The group represented the emotions of: happiness, love, anger and sadness in 3 different mediums; natural, thermal mapping and emotional materials. The different hand holding illustrates different emotional interactions.
Q&A
Central to the Exhibition was a Q&A. One member of each group joined a panel to answer questions from the team and the audience. This Q&A was an opportunity for DNA CREATE participants to speak publicly, share their experience and reflect on the experience of the week and the new approaches, perspectives and possibilities offered to them.
“I think being able to see real lab work, how it actually is here, and how sometimes the most obvious path isn’t always the most effective, was one of the most interesting things I’ve ever gotten to do in my life. Being able to see how scientists can take something that is a problem and turn it into a solution for something. that nothing short of almost like a miracle. It was incredible for me to spend time with researchers and people involved who are so far down the path that I want to take, and being able to see almost myself in 15 years.”
“I feel like one really like special thing about all the students here is that we all take such a range of subjects and we all bring different skillsets to the table. There’s someone here, who centred a piece around, making music, and played piano, and someone else that wrote an entire poem, which was really beautiful. I just feel like being able to work with people who have such a wide variety of skills is always really important and it gives you a really fresh perspective on how to interpret something, especially something as vast as neuroscience.”
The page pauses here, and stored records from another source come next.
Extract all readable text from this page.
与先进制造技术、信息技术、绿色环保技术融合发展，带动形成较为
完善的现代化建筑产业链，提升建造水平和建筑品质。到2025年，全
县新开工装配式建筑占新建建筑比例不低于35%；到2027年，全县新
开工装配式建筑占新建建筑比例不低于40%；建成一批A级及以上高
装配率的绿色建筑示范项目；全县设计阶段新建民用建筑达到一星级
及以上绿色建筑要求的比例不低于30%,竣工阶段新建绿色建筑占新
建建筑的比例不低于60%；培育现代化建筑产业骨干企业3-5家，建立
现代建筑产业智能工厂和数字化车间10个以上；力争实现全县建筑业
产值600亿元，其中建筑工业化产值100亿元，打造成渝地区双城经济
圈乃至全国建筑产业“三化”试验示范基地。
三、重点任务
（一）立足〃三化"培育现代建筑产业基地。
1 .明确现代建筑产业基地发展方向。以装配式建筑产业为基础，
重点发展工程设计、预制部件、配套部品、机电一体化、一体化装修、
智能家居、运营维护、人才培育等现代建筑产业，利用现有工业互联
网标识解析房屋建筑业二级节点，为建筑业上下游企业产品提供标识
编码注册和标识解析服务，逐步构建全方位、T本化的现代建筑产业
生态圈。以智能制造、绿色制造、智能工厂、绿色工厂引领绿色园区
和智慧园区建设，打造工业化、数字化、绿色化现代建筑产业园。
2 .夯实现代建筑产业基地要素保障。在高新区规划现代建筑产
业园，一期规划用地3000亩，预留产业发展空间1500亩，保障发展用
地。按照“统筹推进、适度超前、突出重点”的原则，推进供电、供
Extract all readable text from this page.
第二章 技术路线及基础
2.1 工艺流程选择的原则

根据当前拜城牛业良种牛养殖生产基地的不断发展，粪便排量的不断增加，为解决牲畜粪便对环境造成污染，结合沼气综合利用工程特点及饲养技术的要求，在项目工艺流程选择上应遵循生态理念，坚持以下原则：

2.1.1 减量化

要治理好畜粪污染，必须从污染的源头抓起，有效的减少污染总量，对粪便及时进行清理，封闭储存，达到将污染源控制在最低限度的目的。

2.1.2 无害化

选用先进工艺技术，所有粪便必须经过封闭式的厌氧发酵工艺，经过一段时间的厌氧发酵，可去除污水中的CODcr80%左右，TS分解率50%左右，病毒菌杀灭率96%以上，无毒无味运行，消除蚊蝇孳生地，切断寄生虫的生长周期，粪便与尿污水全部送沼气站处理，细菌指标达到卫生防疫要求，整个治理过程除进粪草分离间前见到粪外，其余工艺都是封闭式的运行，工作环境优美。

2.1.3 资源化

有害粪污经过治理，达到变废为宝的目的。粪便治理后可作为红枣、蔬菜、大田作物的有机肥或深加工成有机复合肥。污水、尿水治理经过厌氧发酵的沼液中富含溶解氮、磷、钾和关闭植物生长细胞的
“So when I first came to DNA CREATE no one here is from my school and I feel like there’s a few people who go to the same school and they have friends already. I think socialising and communicating with a whole new lot of people in such a short amount of time was difficult. But, luckily my team, they’re all lovely and I’ve met some amazing friends here and I’m going to take that away. And I think another big challenge that I faced was, our original plan had to be changed due to Mel’s feedback and I’m so glad we’ve got Mel actually, because I think your directions took our project to something completely different and completely amazing and I completely agree with you now. So that redirection, we had to replan, rethink our materials in the span of two hours and complete the whole project in a really short amount of time. And yeah definitely, I think at the end of the day it’s the friendships, the people I’ve met, I’ll just take it away and it’s really amazing.”
“We all took different A-levels, different backgrounds. There were so many streams, so many different perspectives and skills used which is very helpful. I think most people didn’t know each other even though some people were from the same school, but I think it’s almost like you were thrown in the deep end. You got to work with mostly people that you didn’t know, on a project that you’d never really done before and I think that’s like a really important kind of skill to learn in life.”
Reflection & Evaluation
Before leaving, we invited audiences to reflect - to consider their experience of the exhibition, and the ideas explored in each of the projects:
What were they surprised by?
What were they leaving with?
What questions did they have?
The exhibition ended with a celebration of each of the participants and the work they had created over the DNA CREATE week together.